In this region, Walker and Arima visited the Kayapó, an indigenous group, and received a celebrity's welcome. At first, the Kayapo thought Walker was James Cameron, director of Avatar.
"Cameron had a statement that the Kayapó represented the best of native peoples, and that they had been an inspiration to him in his film ," explained Walker.
"It's very difficult to have an opportunity to encounter this particular tribe or any tribe now in the Amazon given there's been a lot of abuse since colonial times and before," Walker said.
"The Kayapó were very helpful because a lot of the logging that had occurred in the region occurred in their historic territories," he said.
Walker and Arima bid farewell to the Kayapó and drove further west. In a swampy region near Jacareacanga, they encounter a myriad of blue macaws.
"It was literally a macaw city. They had not seen many human beings so they started playing with us–they would fly and buzz us and they'd be literally 10 feet overhead," said Walker.
Trudging ever westward, the road-tripping researchers stumbled into a clandestine goldmine.
Walker found that nearly 60 percent of the miners suffered from malaria. "There's every imaginable form of commodity and human degradation. It was a rough place," he said.

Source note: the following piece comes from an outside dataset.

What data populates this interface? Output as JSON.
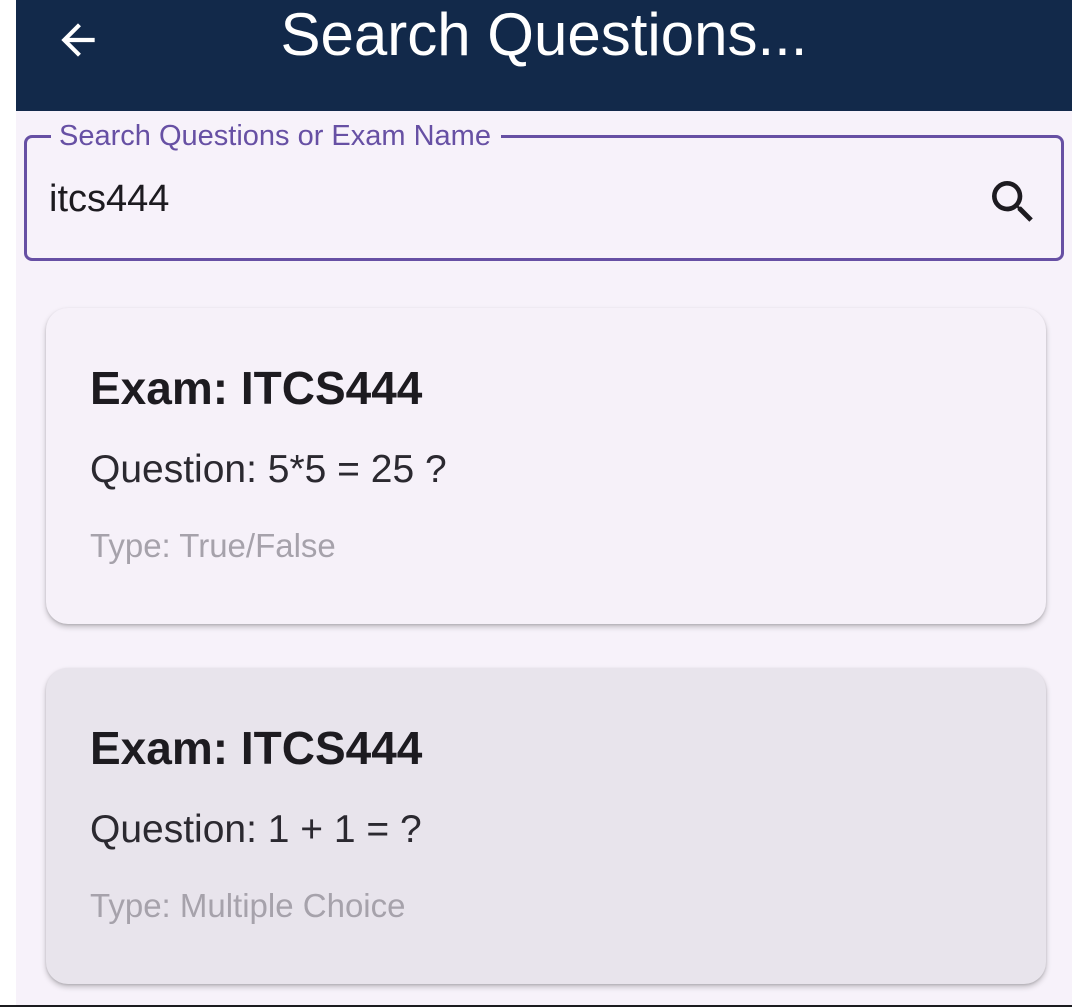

Continuing on further west, Walker and Arima hit a waterlogged and swampy area where the only travelers on the road were maintenance crews. Afraid of jaguars, they slept nights in their car with the windows rolled up.
In the end, Walker never managed to interview any illegal loggers, but he hopes to return and try again. Hearing why illegal loggers do what they do in their own words, could help Walker and others understand their motives and find alternatives.